Andrew Stankus

Garth Ross, vice president for community engagement at the John F. Kennedy Center for the Performing Arts, will serve as the inaugural executive director of the Schwarzman Center, Yale announced on Wednesday evening.

Ross is a producer and director at the Kennedy Center, a hub of performing arts entertainment and education in Washington, D.C. After finishing his current season at the center, Ross will join Yale in April. As executive director, he will coordinate programming and oversee the center’s creative vision, according to the center’s donor Stephen A. Schwarzman ’69.

“What I’m really excited about … [is] this dual ability to, on the one hand, work with students and constituents across the Yale community to support all sorts of activities on a daily basis from meetings of clubs to studio-type experiences to rehearsals or performances, to also work with people collaboratively to produce large-scale interdisciplinary immersive events for nontheatrical space,” Ross told the News. “That’s what the Schwarzman Commons will be an incredible canvas for.”

Through advisory committees, Ross said he plans to channel the interests of the Yale community into what center presents but added that his vision for the programming is still nascent. At the Kennedy Center, he said that he drew upon the culture in Washington and current events in society to produce hip hop culture and skateboarding culture events.

In May 2015, Schwarzman donated $150 million — the second largest gift in the University’s history — to fund the creation of a cultural hub and center of student life at Commons, subsequently named the Schwarzman Center. The space, which is set to open in 2020, will house a dining hall, bistro, pub, performance spaces and meeting spaces for student groups.

“He’s clearly very creative, very visionary and very practical,” Schwarzman said. “He can recruit talent, he can structure performances and he got along with everybody at the center, including the public.”

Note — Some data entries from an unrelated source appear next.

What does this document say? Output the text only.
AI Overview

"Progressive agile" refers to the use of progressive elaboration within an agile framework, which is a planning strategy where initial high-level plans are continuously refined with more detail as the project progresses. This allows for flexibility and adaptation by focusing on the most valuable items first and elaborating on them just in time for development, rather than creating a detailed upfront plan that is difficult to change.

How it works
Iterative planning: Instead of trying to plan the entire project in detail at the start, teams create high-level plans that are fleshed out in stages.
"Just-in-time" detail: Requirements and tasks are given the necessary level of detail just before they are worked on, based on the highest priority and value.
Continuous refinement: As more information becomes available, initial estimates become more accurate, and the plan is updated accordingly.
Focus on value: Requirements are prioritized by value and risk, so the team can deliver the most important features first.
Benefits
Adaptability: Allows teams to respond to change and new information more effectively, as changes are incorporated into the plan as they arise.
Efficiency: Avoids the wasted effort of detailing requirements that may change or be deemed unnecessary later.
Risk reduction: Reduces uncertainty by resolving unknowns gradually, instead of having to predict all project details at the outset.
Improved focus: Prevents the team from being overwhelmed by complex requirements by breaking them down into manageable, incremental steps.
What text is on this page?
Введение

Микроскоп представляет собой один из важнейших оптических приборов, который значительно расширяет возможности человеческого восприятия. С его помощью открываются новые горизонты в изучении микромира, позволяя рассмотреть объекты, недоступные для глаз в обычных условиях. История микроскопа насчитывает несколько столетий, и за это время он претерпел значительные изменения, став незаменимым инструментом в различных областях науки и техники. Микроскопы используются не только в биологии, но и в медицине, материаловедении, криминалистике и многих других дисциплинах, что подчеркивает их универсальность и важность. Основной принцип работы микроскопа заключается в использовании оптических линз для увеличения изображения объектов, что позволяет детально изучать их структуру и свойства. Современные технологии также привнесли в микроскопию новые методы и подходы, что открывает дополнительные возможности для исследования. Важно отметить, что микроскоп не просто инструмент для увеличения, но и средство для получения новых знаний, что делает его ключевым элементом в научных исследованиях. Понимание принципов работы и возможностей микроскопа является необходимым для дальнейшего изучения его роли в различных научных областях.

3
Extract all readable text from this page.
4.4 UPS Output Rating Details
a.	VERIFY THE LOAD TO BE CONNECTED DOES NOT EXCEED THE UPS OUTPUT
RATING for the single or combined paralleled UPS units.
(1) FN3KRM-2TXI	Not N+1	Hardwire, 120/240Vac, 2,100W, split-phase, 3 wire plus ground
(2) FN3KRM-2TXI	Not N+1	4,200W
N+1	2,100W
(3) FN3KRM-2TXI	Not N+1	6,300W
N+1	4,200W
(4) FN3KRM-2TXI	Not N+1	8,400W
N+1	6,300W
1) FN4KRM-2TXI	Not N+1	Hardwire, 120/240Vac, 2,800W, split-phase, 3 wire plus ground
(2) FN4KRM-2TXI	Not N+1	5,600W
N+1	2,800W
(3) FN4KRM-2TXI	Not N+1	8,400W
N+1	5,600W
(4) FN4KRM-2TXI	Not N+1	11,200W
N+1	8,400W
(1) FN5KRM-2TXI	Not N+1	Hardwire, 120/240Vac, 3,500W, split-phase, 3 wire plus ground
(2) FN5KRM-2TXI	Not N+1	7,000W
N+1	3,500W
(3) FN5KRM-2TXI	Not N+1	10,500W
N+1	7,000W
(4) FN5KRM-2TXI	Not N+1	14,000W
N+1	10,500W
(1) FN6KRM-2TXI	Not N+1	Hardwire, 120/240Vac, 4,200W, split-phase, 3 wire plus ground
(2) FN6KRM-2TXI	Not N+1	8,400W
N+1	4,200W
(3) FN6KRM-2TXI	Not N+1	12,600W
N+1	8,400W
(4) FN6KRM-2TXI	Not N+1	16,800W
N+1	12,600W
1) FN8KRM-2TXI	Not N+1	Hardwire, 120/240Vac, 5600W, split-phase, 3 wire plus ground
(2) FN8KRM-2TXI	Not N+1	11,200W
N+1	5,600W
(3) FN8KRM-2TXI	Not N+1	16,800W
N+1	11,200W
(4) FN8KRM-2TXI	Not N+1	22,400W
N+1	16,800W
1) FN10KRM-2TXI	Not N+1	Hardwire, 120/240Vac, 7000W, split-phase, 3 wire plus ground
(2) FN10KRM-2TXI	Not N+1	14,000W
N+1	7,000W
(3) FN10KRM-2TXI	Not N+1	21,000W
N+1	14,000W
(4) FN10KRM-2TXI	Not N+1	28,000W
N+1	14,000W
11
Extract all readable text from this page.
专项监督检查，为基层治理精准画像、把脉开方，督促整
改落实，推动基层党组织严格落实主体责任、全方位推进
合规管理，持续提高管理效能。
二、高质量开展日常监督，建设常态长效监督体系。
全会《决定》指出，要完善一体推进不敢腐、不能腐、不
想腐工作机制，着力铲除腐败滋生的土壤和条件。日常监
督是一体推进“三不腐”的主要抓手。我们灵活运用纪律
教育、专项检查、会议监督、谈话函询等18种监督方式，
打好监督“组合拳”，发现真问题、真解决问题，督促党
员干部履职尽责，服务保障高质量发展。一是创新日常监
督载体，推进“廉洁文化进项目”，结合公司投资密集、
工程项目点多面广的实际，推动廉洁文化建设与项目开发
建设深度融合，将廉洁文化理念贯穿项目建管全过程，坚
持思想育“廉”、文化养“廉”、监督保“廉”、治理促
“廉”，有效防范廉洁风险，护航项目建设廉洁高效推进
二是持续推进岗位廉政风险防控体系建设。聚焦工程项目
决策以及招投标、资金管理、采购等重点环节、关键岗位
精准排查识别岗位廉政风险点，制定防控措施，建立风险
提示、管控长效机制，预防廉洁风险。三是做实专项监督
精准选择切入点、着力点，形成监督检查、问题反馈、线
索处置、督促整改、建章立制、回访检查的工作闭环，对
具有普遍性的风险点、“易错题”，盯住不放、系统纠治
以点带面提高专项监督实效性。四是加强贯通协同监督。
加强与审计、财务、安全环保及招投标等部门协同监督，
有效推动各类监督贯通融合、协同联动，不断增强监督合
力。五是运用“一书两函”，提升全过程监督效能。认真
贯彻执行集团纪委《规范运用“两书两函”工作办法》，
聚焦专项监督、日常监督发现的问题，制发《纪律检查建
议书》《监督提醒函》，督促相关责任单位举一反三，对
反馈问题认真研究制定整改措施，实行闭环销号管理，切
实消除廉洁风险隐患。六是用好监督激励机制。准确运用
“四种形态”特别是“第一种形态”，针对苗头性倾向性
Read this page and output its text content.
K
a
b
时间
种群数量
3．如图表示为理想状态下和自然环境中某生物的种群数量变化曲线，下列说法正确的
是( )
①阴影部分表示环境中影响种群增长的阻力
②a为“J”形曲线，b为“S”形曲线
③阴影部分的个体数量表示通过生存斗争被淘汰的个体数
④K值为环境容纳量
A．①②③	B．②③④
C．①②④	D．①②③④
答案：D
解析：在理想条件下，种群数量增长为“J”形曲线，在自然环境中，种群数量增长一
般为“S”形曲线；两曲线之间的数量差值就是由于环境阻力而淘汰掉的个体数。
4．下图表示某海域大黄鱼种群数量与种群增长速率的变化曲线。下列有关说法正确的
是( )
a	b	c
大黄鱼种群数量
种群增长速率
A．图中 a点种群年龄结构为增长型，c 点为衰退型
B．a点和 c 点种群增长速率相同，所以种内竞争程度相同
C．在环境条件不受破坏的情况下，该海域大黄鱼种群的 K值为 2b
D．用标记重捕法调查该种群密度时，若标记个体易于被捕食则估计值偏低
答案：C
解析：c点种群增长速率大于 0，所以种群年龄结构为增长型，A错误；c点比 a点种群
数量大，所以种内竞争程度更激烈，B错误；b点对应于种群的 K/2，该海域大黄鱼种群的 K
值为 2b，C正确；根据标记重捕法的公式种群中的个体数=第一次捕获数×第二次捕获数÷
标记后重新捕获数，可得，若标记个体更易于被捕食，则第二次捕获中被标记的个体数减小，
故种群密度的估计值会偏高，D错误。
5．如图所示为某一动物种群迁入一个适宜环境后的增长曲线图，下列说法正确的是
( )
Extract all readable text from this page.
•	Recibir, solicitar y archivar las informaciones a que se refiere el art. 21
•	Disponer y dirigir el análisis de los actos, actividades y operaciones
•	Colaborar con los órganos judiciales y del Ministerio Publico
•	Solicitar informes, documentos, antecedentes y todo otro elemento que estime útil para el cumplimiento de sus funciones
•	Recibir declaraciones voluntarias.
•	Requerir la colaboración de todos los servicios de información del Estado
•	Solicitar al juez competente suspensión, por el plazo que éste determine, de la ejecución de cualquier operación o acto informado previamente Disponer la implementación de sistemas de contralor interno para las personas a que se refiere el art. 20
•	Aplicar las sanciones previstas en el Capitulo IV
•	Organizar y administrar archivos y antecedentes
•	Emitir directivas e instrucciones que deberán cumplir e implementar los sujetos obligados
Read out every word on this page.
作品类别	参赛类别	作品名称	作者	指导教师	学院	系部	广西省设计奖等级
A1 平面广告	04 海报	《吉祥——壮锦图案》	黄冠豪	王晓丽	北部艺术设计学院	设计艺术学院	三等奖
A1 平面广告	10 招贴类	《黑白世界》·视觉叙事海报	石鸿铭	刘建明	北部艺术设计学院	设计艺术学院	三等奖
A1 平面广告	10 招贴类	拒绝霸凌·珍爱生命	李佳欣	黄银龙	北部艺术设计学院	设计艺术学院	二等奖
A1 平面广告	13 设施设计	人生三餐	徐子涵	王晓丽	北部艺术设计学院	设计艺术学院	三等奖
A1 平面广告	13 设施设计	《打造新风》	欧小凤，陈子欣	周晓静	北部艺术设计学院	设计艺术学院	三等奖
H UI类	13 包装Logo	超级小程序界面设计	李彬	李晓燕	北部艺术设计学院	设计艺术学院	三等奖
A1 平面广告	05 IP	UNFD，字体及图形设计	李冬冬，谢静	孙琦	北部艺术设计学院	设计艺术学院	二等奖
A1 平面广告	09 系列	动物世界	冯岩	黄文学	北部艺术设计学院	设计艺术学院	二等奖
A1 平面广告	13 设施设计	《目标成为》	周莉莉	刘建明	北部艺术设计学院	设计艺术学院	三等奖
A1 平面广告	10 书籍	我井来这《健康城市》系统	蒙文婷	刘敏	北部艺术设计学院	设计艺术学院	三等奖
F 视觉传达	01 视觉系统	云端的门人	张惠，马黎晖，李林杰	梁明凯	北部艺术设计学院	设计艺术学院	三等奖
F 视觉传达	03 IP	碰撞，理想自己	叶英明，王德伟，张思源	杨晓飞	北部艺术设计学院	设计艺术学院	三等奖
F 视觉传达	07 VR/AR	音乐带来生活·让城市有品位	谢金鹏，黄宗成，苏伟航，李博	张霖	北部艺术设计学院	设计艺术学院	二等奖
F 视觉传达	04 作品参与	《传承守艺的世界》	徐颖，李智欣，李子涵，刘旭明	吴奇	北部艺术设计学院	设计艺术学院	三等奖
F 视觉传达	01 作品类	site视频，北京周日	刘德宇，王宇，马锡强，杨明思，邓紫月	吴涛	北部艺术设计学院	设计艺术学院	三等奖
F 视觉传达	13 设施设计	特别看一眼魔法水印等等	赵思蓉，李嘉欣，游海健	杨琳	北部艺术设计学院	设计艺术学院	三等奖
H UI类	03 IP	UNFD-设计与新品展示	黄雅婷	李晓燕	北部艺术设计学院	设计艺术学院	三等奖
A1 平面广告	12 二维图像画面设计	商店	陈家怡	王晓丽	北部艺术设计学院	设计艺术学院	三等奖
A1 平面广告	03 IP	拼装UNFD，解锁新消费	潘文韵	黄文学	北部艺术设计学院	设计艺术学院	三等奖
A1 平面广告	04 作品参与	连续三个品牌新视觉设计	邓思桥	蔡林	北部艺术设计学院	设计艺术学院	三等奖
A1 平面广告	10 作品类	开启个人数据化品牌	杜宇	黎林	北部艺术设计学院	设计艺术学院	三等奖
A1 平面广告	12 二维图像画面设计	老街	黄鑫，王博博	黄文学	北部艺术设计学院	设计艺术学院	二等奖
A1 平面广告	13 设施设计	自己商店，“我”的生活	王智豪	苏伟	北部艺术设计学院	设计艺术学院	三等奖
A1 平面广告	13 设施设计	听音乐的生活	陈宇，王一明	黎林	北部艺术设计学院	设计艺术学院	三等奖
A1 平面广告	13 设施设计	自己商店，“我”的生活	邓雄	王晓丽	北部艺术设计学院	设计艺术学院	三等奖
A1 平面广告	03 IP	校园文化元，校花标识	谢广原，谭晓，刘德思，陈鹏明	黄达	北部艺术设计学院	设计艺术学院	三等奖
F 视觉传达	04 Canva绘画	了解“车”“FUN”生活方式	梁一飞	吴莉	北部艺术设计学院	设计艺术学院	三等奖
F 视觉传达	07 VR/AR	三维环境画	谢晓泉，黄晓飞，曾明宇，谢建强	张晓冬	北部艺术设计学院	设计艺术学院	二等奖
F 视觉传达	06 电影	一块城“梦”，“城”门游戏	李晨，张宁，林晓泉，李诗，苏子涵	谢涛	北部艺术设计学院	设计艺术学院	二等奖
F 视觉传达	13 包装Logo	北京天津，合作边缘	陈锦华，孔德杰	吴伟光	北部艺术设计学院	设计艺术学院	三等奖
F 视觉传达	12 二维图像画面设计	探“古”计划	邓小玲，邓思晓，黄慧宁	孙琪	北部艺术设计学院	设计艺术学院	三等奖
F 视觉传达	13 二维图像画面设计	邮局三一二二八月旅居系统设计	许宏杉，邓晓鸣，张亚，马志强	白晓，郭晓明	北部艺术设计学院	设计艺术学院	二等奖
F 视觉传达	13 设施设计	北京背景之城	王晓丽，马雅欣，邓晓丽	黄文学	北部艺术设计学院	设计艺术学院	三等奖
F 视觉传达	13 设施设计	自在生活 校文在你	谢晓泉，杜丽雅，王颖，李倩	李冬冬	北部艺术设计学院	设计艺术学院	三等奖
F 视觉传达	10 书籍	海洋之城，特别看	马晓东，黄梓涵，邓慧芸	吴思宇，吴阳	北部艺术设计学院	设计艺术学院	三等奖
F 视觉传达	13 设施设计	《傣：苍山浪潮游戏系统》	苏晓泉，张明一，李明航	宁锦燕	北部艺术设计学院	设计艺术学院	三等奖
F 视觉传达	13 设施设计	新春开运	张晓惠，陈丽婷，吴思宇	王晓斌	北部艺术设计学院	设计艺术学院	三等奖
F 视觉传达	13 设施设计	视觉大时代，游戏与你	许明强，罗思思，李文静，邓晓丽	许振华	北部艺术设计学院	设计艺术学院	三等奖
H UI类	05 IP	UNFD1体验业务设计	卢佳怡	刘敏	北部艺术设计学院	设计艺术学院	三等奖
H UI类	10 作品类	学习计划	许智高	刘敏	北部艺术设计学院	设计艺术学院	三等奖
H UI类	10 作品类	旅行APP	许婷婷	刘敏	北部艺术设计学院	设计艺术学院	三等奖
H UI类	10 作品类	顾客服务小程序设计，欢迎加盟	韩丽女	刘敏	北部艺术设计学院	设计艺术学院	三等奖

Before joining the Kennedy Center, Ross performed as a part of the Vineyard Sound, an award-winning vocal group based in Martha’s Vineyard. He later moved to Washington, D.C., where he performed with the Metronomes, the Washington National Cathedral Choir of Men and Boys and as a solo singer-songwriter. He has opened for Dar Williams, Mary Gauthier and the Kennedys — all well-known folk artists.

At the Kennedy Center, Ross also served as the director of  the “Performing Arts for Everyone” initiative to expand access to performing arts for Washington residents and visitors. He now oversees the “Millenium Stage,” a daily and free performance series at the center. As the Schwarzman Center’s executive director, he will promote access to the center’s programming for the broader New Haven community.

“He gets what it’s going to take to have the Schwarzman Center become a home for everyone at Yale and also to involve edgy and interesting programming that helps develop its special appeal,” University President Peter Salovey told the News.

Salovey, who grew up listening to folk music, is a bass player in the group “Professors of Bluegrass.” He recalled with excitement that Ross had told him that he produced an event with Woody Guthrie and Pete Seeger — two of the best-known singer-songwriters in the history of American folk music.

In 2012, Ross brought together John Legend and the National Symphony Orchestra as part of an event to investigate what has changed since the release of Marvin Gaye’s album “What’s Going On.” The campaign, called “What’s Going On … Now,” encouraged young people to express their creative voices through art. Ross was also responsible for bringing a temporary skateboarding park to the Kennedy Center. In its opening weeks, the park attracted up to 1,000 visitors per day.

“He’s not afraid to fail,” said Salovey. “He’s not afraid to try something and see it be wildly popular and not afraid to see that it’s not. I think someone who is fearless in that way will keep students coming back.”

Vice President for Global Strategy Pericles Lewis chaired the committee that led a monthslong search to identify an executive director for the Schwarzman Center. In addition to the developing the center’s strategic vision, the online job listing for the position emphasized that the director will serve as a liaison to the center’s donor, Schwarzman himself.

Schwarzman is the CEO of Blackstone, the nation’s largest private equity firm.